Rapiña mediática
Muy en serio debe tomarse la denuncia del empresario Abdul Waked, el cual reveló que ha recibido llamadas telefónicas de sectores oficialistas para que ponga en venta los dos diarios que publica el Grupo Editorial El Siglo y La Estrella (Gese), del cual es accionista mayoritario.
De ser ciertas estas graves ofertas, amenazas, insinuaciones, presiones o como se quiera llamar a los puentes que desde lo alto del poder público se les tienden al empresario, estaríamos ante un grave caso de amenaza a la libertad de prensa, el cual la Sociedad Interamericana de Prensa (SIP), organismo que agrupa a los propietarios de medios de comunicación escritos, no puede pasar por alto.
Es un hecho que ambos medios impresos han tenido una línea editorial crítica ante los actos de corrupción y la falta de transparencia de la actual administración.
No es justo que ahora, empresarios inescrupulosos al amparo de la protección gubernamental se quieran aprovechar de los problemas de Waked para adquirir a precios de baratillo ambos medios de comunicación para utilizarlos en función de intereses políticos.
Creemos en la libertad de empresa y en la iniciativa privada, lo que no podemos tolerar es que de manera oportunista se quiera despojar de sus medios, al empresario en dificultades.
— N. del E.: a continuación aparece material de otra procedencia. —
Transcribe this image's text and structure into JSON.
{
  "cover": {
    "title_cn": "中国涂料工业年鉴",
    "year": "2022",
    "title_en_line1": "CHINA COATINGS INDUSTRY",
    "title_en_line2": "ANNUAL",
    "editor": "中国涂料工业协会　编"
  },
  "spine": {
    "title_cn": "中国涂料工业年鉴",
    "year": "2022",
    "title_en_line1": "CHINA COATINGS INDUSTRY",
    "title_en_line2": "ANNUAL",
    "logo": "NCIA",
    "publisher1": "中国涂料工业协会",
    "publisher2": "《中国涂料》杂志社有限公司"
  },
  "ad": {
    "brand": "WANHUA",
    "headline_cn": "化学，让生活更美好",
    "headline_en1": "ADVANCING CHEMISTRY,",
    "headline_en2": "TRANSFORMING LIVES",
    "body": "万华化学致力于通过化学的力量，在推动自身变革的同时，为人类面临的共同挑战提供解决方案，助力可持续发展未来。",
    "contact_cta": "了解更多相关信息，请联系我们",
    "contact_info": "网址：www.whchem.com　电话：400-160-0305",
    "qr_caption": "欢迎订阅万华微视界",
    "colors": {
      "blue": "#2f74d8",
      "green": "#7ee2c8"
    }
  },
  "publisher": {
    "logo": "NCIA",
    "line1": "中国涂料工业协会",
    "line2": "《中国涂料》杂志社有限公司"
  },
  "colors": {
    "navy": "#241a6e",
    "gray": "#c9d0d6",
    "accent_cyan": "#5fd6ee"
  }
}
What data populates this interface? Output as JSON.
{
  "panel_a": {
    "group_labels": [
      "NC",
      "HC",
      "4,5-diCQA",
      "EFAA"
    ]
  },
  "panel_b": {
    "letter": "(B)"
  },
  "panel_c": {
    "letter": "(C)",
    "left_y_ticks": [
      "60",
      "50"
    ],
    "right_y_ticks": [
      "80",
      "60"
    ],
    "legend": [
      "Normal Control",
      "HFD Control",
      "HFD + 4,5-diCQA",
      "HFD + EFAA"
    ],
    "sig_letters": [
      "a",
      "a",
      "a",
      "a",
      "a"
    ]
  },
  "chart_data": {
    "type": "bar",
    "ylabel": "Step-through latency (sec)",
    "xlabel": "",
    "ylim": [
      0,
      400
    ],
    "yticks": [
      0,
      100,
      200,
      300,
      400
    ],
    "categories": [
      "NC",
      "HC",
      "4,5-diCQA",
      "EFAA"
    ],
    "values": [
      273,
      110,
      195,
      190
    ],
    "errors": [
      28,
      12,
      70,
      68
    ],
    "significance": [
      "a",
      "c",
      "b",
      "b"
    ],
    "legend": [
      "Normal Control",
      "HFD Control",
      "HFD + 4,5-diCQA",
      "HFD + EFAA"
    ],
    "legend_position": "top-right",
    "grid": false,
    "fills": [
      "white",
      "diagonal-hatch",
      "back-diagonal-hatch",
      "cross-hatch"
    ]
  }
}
La monopolización de medios, por parte de allegados a los gobiernos de turno, ha resultado funesta para la democracia, ahí están los ejemplos de Ecuador, Perú y Venezuela, en distintos periodos históricos, que dejan al descubierto la torpeza de los gobernantes de intentar tomarse, por asfixia económica o claras amenazas, los medios críticos.
Los amantes de la libertad de prensa debemos salirle al paso a esta rapiña mediática.
Los allegados al régimen de turno tienen todos los recursos para invertir en prensas, papel e insumos para poner a circular periódicos simpatizantes del poder, pero que no se aprovechen de los problemas de terceros para acallar medios críticos.